Sen. Sheldon Whitehouse, D-R.I., has introduced legislation to authorize $500 million of federal grant money for nationally or regionally important surface transportation projects.

The bill, S. 823, would extend from fiscal year 2013 to fiscal 2014 the $500 million authorized in last year’s surface transportation funding law, but never appropriated or disbursed. It would require the grants to be awarded on a competitive basis, in a way similar to the very popular Transportation Investment Generating Economic Recovery or TIGER grant program.

The grants are targeted towards major projects, many of which include bond-funding, that “accomplish national goals, such as generating national/regional economic benefits and improving safety, and that are difficult to complete with existing federal, state, local, and private funds,” according to the Federal Highway Administration.

Whitehouse has emphasized the benefit to his constituents, particularly how the bill might aid the Interstate-95 Viaduct project in Providence. That project, a massive replacement and relocation of a bridge in downtown Providence, already received a $10 million TIGER grant but Whitehouse said more money would help move the project forward.

“We need to continue investing in infrastructure to keep our highways and bridges safe, and to generate badly-needed jobs,” said Whitehouse, a member of the Senate Environment and Public Works Committee.  “This bill would establish a program to specifically target projects, such as northbound route 95 in Providence, that are vital to our national interest.  I’ll keep fighting to get this done.”

Because the funding would be predicated on a disbursement from the general fund, it would need to go through the normal appropriations process, even if it is passed into law.

While Whitehouse’s bill might find some traction in the Democrat-controlled Senate, its fate in the House is less certain.

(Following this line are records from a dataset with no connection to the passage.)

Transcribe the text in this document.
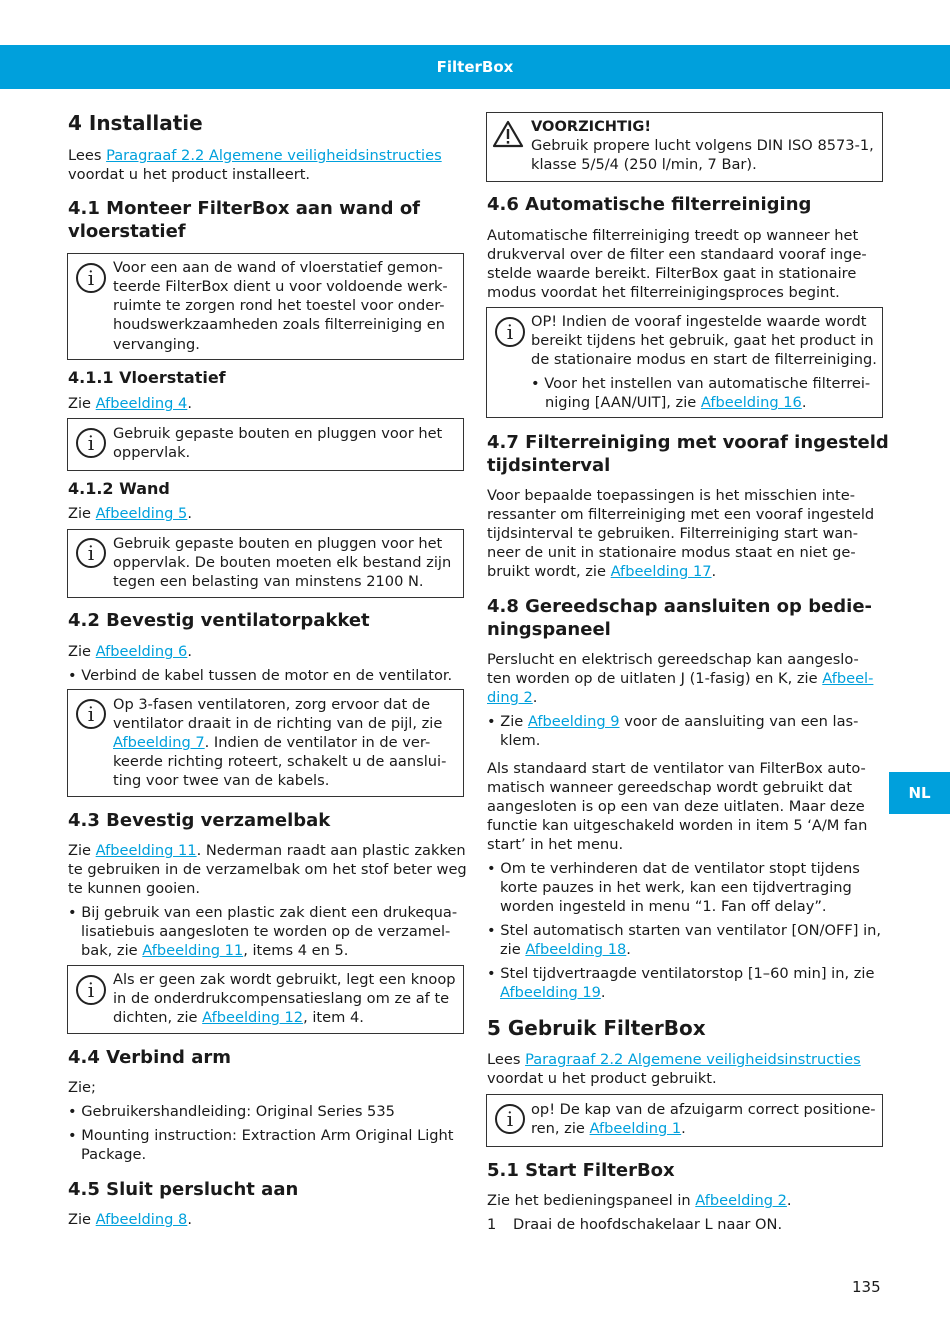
FilterBox
4 Installatie

Lees Paragraaf 2.2 Algemene veiligheidsinstructies

voordat u het product installeert.

4.1 Monteer FilterBox aan wand of
vloerstatief
i	Voor een aan de wand of vloerstatief gemon-

teerde FilterBox dient u voor voldoende werk-

ruimte te zorgen rond het toestel voor onder-

houdswerkzaamheden zoals filterreiniging en

vervanging.

4.1.1 Vloerstatief

Zie Afbeelding 4.

i	Gebruik gepaste bouten en pluggen voor het

oppervlak.

4.1.2 Wand

Zie Afbeelding 5.

i	Gebruik gepaste bouten en pluggen voor het

oppervlak. De bouten moeten elk bestand zijn

tegen een belasting van minstens 2100 N.

4.2 Bevestig ventilatorpakket

Zie Afbeelding 6.

• Verbind de kabel tussen de motor en de ventilator.

i	Op 3-fasen ventilatoren, zorg ervoor dat de

ventilator draait in de richting van de pijl, zie

Afbeelding 7. Indien de ventilator in de ver-

keerde richting roteert, schakelt u de aanslui-

ting voor twee van de kabels.

4.3 Bevestig verzamelbak

Zie Afbeelding 11. Nederman raadt aan plastic zakken

te gebruiken in de verzamelbak om het stof beter weg

te kunnen gooien.

• Bij gebruik van een plastic zak dient een drukequa-

lisatiebuis aangesloten te worden op de verzamel-

bak, zie Afbeelding 11, items 4 en 5.

i	Als er geen zak wordt gebruikt, legt een knoop

in de onderdrukcompensatieslang om ze af te

dichten, zie Afbeelding 12, item 4.

4.4 Verbind arm

Zie;

• Gebruikershandleiding: Original Series 535

• Mounting instruction: Extraction Arm Original Light

Package.

4.5 Sluit perslucht aan

Zie Afbeelding 8.

VOORZICHTIG!

Gebruik propere lucht volgens DIN ISO 8573-1,

klasse 5/5/4 (250 l/min, 7 Bar).

4.6 Automatische filterreiniging

Automatische filterreiniging treedt op wanneer het

drukverval over de filter een standaard vooraf inge-

stelde waarde bereikt. FilterBox gaat in stationaire

modus voordat het filterreinigingsproces begint.

i	OP! Indien de vooraf ingestelde waarde wordt

bereikt tijdens het gebruik, gaat het product in

de stationaire modus en start de filterreiniging.

• Voor het instellen van automatische filterrei-

niging [AAN/UIT], zie Afbeelding 16.

4.7 Filterreiniging met vooraf ingesteld
tijdsinterval

Voor bepaalde toepassingen is het misschien inte-

ressanter om filterreiniging met een vooraf ingesteld

tijdsinterval te gebruiken. Filterreiniging start wan-

neer de unit in stationaire modus staat en niet ge-

bruikt wordt, zie Afbeelding 17.

4.8 Gereedschap aansluiten op bedie-
ningspaneel

Perslucht en elektrisch gereedschap kan aangeslo-

ten worden op de uitlaten J (1-fasig) en K, zie Afbeel-

ding 2.

• Zie Afbeelding 9 voor de aansluiting van een las-

klem.

Als standaard start de ventilator van FilterBox auto-

matisch wanneer gereedschap wordt gebruikt dat

aangesloten is op een van deze uitlaten. Maar deze

functie kan uitgeschakeld worden in item 5 ‘A/M fan

start’ in het menu.

• Om te verhinderen dat de ventilator stopt tijdens

korte pauzes in het werk, kan een tijdvertraging

worden ingesteld in menu “1. Fan off delay”.

• Stel automatisch starten van ventilator [ON/OFF] in,

zie Afbeelding 18.

• Stel tijdvertraagde ventilatorstop [1–60 min] in, zie

Afbeelding 19.

5 Gebruik FilterBox

Lees Paragraaf 2.2 Algemene veiligheidsinstructies

voordat u het product gebruikt.

i	op! De kap van de afzuigarm correct positione-

ren, zie Afbeelding 1.

5.1 Start FilterBox

Zie het bedieningspaneel in Afbeelding 2.

1 Draai de hoofdschakelaar L naar ON.

NL
135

Joung Lee, associate director for finance and business development at the American Association of State Highway and Transportation Officials, said major general fund expenditures on transportation have been a priority for President Obama and that fact could be a dividing line between the two chambers of Congress.

“It’s a signature initiative from the administration,” Lee said. “The Senate may be more inclined to support similar initiatives.”

Although lawmakers on both sides of the aisle overwhelmingly agree that transportation investment is an important national priority, there is an increasing partisan divide over how to approach it. While Democrats favor a strong federal role, Republican lawmakers are increasingly inclined to explore the possibility of allowing states to take the lead.

The bill is currently awaiting action by the EPW Committee.